Performance comparison of ten tools on the simulated data. Adjusted p-value < 0.05.
| Tools | Average DEGs | Average TPs | Sensitivity | Precision | F1-Score | Time (s) |
|---|---|---|---|---|---|---|
| DEGman | 1697.3 | 1591.1 | 0.796 | 0.937 | 0.861 | 567.59 |
| DEsingle | 1609.2 | 1514.3 | 0.757 | 0.941 | 0.839 | 1581.48 |
| SigEMD | 1458.6 | 1226.4 | 0.613 | 0.841 | 0.709 | 3006.17 |
| DESeq2 | 1411.2 | 1335.8 | 0.668 | 0.947 | 0.783 | 88.77 |
| scDD | 1236.4 | 1092.6 | 0.546 | 0.884 | 0.675 | 3344.19 |
| Monocle2 | 4883.5 | 1672.3 | 0.836 | 0.342 | 0.486 | 191.71 |
| edgeR | 1254.3 | 1163.2 | 0.582 | 0.927 | 0.715 | 25.41 |
| singleCellHaystack | 32 | 32 | 0.016 | 1.000 | 0.031 | 8.11 |
| glmmTMB | 1192.2 | 1045.6 | 0.523 | 0.877 | 0.655 | 1687.76 |
| NEBULA-HL | 1334.3 | 1194.2 | 0.597 | 0.895 | 0.714 | 94.34 |
Numbers of predicted DEGs and the TPs of the 1000 gold standard genes for the ten tools, and numbers of detected DEGs (FPs) by using negative control real data. Adjusted p-value < 0.05.

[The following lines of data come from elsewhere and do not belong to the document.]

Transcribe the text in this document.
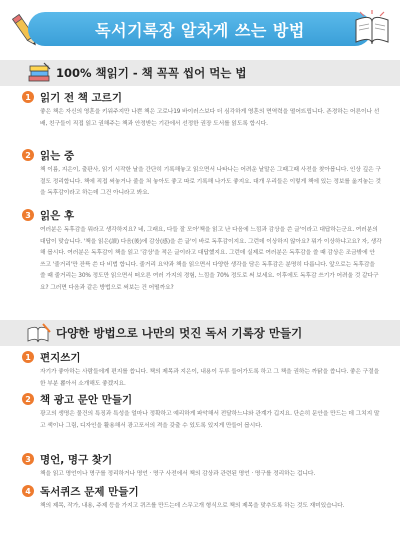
독서기록장 알차게 쓰는 방법
100% 책읽기 - 책 꼭꼭 씹어 먹는 법
1 읽기 전 책 고르기
좋은 책은 자신의 영혼을 키워주지만 나쁜 책은 고로나19 바이러스보다 더 심각하게 영혼의 면역력을 떨어뜨립니다. 존경하는 어른이나 선배, 친구들이 직접 읽고 권해주는 책과 안정받는 기관에서 선정한 권장 도서를 읽도록 합시다.
2 읽는 중
책 이름, 지은이, 출판사, 읽기 시작한 날을 간단히 기록해놓고 읽으면서 나타나는 어려운 낱말은 그때그때 사전을 찾아봅니다. 인상 깊은 구절도 정리합니다. 책에 직접 써놓거나 줄을 쳐 놓아도 좋고 따로 기록해 나가도 좋지요. 대개 우리들은 이렇게 책에 있는 정보를 옮겨놓는 것을 독후감이라고 하는데 그건 아니라고 봐요.
3 읽은 후
여러분은 독후감을 뭐라고 생각하지요? 네, 그래요, 다들 잘 모아'책을 읽고 난 다음에 느낌과 감상을 쓴 글'이라고 대답하는군요. 여러분의 대답이 맞습니다. '책을 읽은(讀) 다음(後)에 감상(感)을 쓴 글'이 바로 독후감이지요. 그런데 이상하지 않아요? 뭐가 이상하냐고요? 자, 생각해 봅시다. 여러분은 독후감이 책을 읽고 '감상'을 적은 글이라고 대답했지요. 그런데 실제로 여러분은 독후감을 쓸 때 감상은 조금밖에 안 쓰고 '줄거리'만 잔뜩 쓴 다 비법 합니다. 줄거리 요약과 책을 읽으면서 다양한 생각을 담은 독후감은 분명히 다릅니다. 앞으로는 독후감을 쓸 때 줄거리는 30% 정도만 읽으면서 떠오른 여러 가지의 경험, 느낌을 70% 정도로 써 보세요. 이후에도 독후감 쓰기가 어려울 것 같다구요? 그러면 다음과 같은 방법으로 써보는 건 어떨까요?
다양한 방법으로 나만의 멋진 독서 기록장 만들기
1 편지쓰기
자기가 좋아하는 사람들에게 편지를 씁니다. 책의 제목과 지은이, 내용이 두루 들어가도록 하고 그 책을 권하는 까닭을 씁니다. 좋은 구절을 한 부분 뽑아서 소개해도 좋겠지요.
2 책 광고 문안 만들기
광고의 생명은 물건의 특징과 특성을 얼마나 정확하고 예리하게 파악해서 전달하느냐와 관계가 깁지요. 단순히 문안을 만드는 데 그치지 말고 색이나 그림, 디자인을 활용해서 광고포서의 격을 갖출 수 있도록 있지게 만들어 봅시다.
3 명언, 명구 찾기
책을 읽고 명언이나 명구를 정리하거나 명언 · 명구 사전에서 책의 감상과 관련된 명언 · 명구를 정리하는 겁니다.
4 독서퀴즈 문제 만들기
책의 제목, 작가, 내용, 주제 등을 가지고 퀴즈를 만드는데 스무고개 형식으로 책의 제목을 맞추도록 하는 것도 재미있습니다.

| Tools | TPs | DEGs | FPs of 10,000 Genes | FP Rate |
|---|---|---|---|---|
| DEGman | 808 | 8175 | 5 | 0.0005 |
| DEsingle | 779 | 8242 | 4 | 0.0004 |
| SigEMD | 488 | 3702 | 51 | 0.0051 |
| DEseq2 | 695 | 8437 | 19 | 0.0019 |
| scDD | 351 | 2638 | 5 | 0.0005 |
| Monocle2 | 765 | 8674 | 917 | 0.0917 |
| edgeR | 580 | 4447 | 0 | 0 |
| singleCellHaystack | 238 | 1739 | 0 | 0 |
| glmmTMB | 417 | 3652 | 121 | 0.0121 |
| NEBULA-HL | 349 | 3947 | 114 | 0.0114 |
Figure 3Comparative analysis of DEGs among mouse neurons. (a) UMAP dimensional reduction of the clustering result of all Snap25+ neurons (3530 cells). (b) The numbers of TRAPed FR and NF cells in the five largest clusters. (c) Venn diagram of the DEGs called by DEGman, DEsingle, glmmTMB and NEBULA-HL under an adjusted p-value of 0.05. (d) Venn diagram of the DEGs called by DEGman, DEseq2, scDD and edgeR under an adjusted p-value of 0.05.
Figure 4Expression heatmap and cellular locations of 25 fear-memory-related genes. (a) Heatmap of 25 genes detected by DEGman in the first cell cluster. Three gene groups are detected by hierarchical clustering analysis. * denotes the genes previously reported in RA-DEGs. (b) Illustration of gene locations. TF: transcriptional factor.